En effet, la deuxième génération souhaite transmettre cette mémoire et insiste sur la réalité de cette époque, en toute simplicité pour que les souvenirs ne s'envolent pas à en croire ces lignes… Les travailleurs indochinois en France furent envoyés sur les rizières pour apporter leur savoir faire et créer le riz camarguais tel qu'on le connaît aujourd'hui, d'autres travaillèrent dans l'exploitation du sel. "Notre père, lui, s'occupait du côté administratif et habitait aussi dans les baraquements que l'on voit encore à Faraman". Des conditions de vie difficiles où perce pourtant un rayon de soleil. Leur père rencontre leur future mère, la fille du métayer, employée à nourrir les ouvriers des salins. Après un aller-retour à Fréjus en 1942, affecté à la construction du mur de la Méditerranée, et la naissance de Richard, le couple Trinh revient à Salin en 1946, après avoir obtenu la levée de réquisition et s'y marie. Les 3 frères de retour en Camargue grandissent à Faraman. "Il y avait au moins 40 familles, italienne, espagnole… Pour nous, c'était l'ambiance de la guerre des boutons ! On allait à Beauduc, on pêchait, on laissait échapper les taureaux, les chevaux, on se baignait dans les roubines, c'était la liberté". Leur père évoque peu les années de guerre : "Il ne voulait pas que son passé ni sa race ne prédominent sur notre destinée. Et même si on faisait la fête du Têt, on n'a pas appris à parler vietnamien. Nous n'étions pas déchirés entre 2 cultures, même si petits on nous a parfois traités de "mangeurs de chats". Dès 58, la famille retourne à Salin. C'est ici que notre père a été enterré selon la coutume vietnamienne", souffle Claude. À Faraman City comme l'indique le panneau, les souvenirs affluent devant la maison du grand-père ou même de celle de leur enfance. Richard, Claude et Fabrice, les trois Camarguais ne transmettent que la mémoire de leurs ancêtres dont certains - quelques centaines - façonnèrent la Camargue actuelle à travers ses rizières ou donnèrent un sacré coup de main pour la production de sel…
La jeune génération et tous les participants présents espèrent que cette commémoration dont Arles peut être fière sera la première d'une longue liste en France. Pour que le passé soit regardé en face.
Questionnements de l'imaginaire de la continuité
Si certains descendants de ces travailleurs naturalisés Français se sont intégrés au sol qui les a vus naître et font partie des cadres supérieurs… et même professeurs agrégés, il en est d'autres qui se cherchent encore une porte de sortie du côté psychologie identitaire et choix du réel. Psychologie des valeurs de la République ou choix de la plaque identitaire ? Généalogie et recherche des pères repartis chez eux, en les laissant seuls avec leurs mères ou dilemme de la double origine ?

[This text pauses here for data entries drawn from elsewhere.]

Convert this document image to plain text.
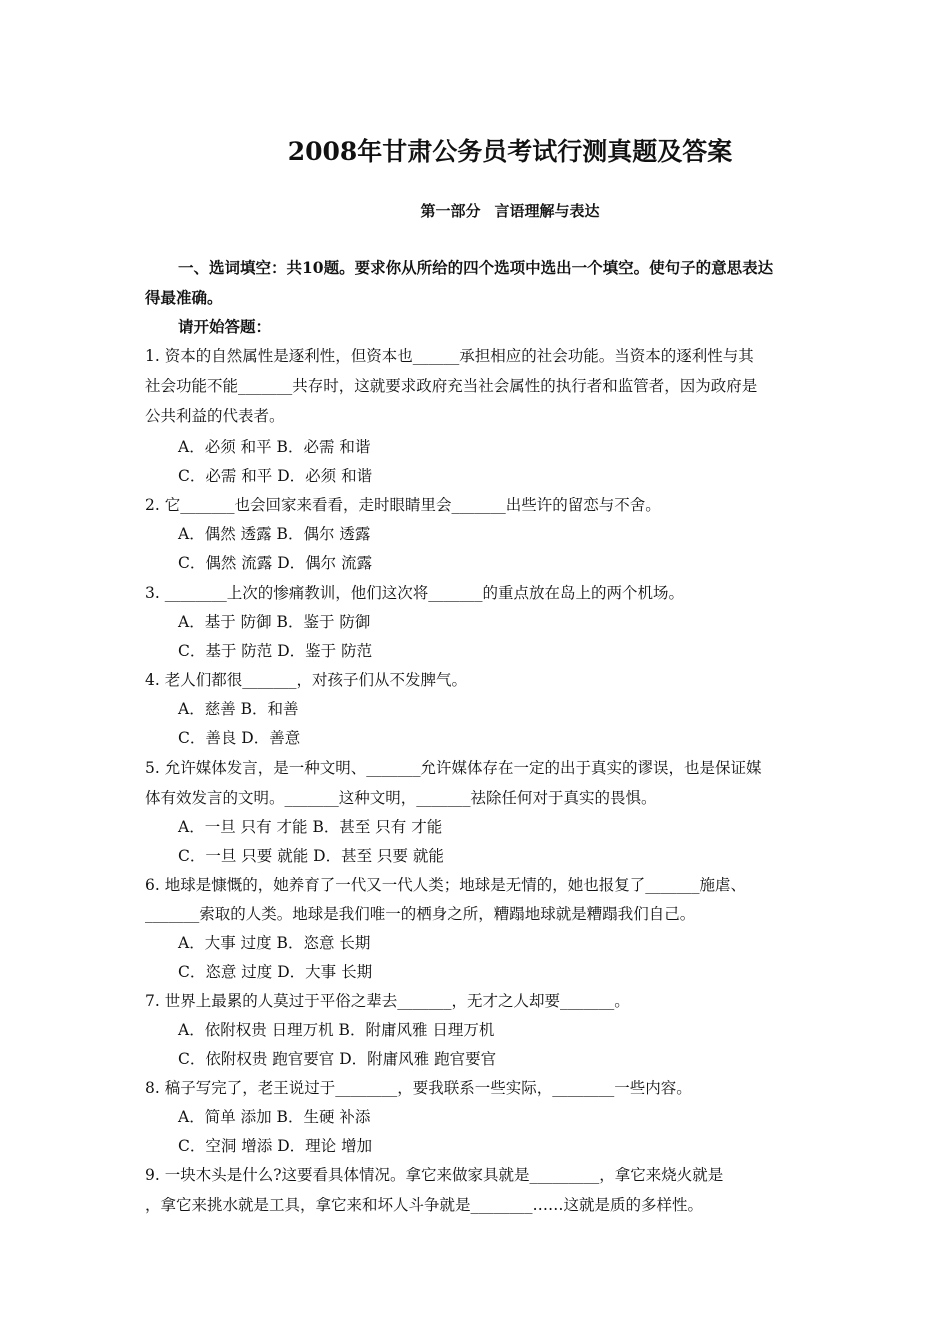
2008年甘肃公务员考试行测真题及答案
第一部分 言语理解与表达
一、选词填空：共10题。要求你从所给的四个选项中选出一个填空。使句子的意思表达
得最准确。
请开始答题：
1. 资本的自然属性是逐利性，但资本也______承担相应的社会功能。当资本的逐利性与其
社会功能不能_______共存时，这就要求政府充当社会属性的执行者和监管者，因为政府是
公共利益的代表者。
A．必须 和平 B．必需 和谐
C．必需 和平 D．必须 和谐
2. 它_______也会回家来看看，走时眼睛里会_______出些许的留恋与不舍。
A．偶然 透露 B．偶尔 透露
C．偶然 流露 D．偶尔 流露
3. ________上次的惨痛教训，他们这次将_______的重点放在岛上的两个机场。
A．基于 防御 B．鉴于 防御
C．基于 防范 D．鉴于 防范
4. 老人们都很_______，对孩子们从不发脾气。
A．慈善 B．和善
C．善良 D．善意
5. 允许媒体发言，是一种文明、_______允许媒体存在一定的出于真实的谬误，也是保证媒
体有效发言的文明。_______这种文明，_______祛除任何对于真实的畏惧。
A．一旦 只有 才能 B．甚至 只有 才能
C．一旦 只要 就能 D．甚至 只要 就能
6. 地球是慷慨的，她养育了一代又一代人类；地球是无情的，她也报复了_______施虐、
_______索取的人类。地球是我们唯一的栖身之所，糟蹋地球就是糟蹋我们自己。
A．大事 过度 B．恣意 长期
C．恣意 过度 D．大事 长期
7. 世界上最累的人莫过于平俗之辈去_______，无才之人却要_______。
A．依附权贵 日理万机 B．附庸风雅 日理万机
C．依附权贵 跑官要官 D．附庸风雅 跑官要官
8. 稿子写完了，老王说过于________，要我联系一些实际，________一些内容。
A．简单 添加 B．生硬 补添
C．空洞 增添 D．理论 增加
9. 一块木头是什么?这要看具体情况。拿它来做家具就是_________，拿它来烧火就是
，拿它来挑水就是工具，拿它来和坏人斗争就是________……这就是质的多样性。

Par ailleurs, sans haine raciale ni chaleur confortable, la jeune génération se doit d'être optimiste. Il leur reste encore un long parcours pour être bien dans leur tête et dans leur peau de Métis. Le métissage a la pertinence du beau et de continuité dans l'imaginaire des acquis de vie. Vivre c'est choisir. Et les victimes vietnamiennes de la dioxine) eux, ont choisi de vivre une vie décente, sans état d'âme… Les soutenir dans leur quête de la justice est un impératif de la conscience humaine et de cette imaginaire de la continuité pour les descendants des gens qui n'étaient rien et maintenant on se souvient de nous!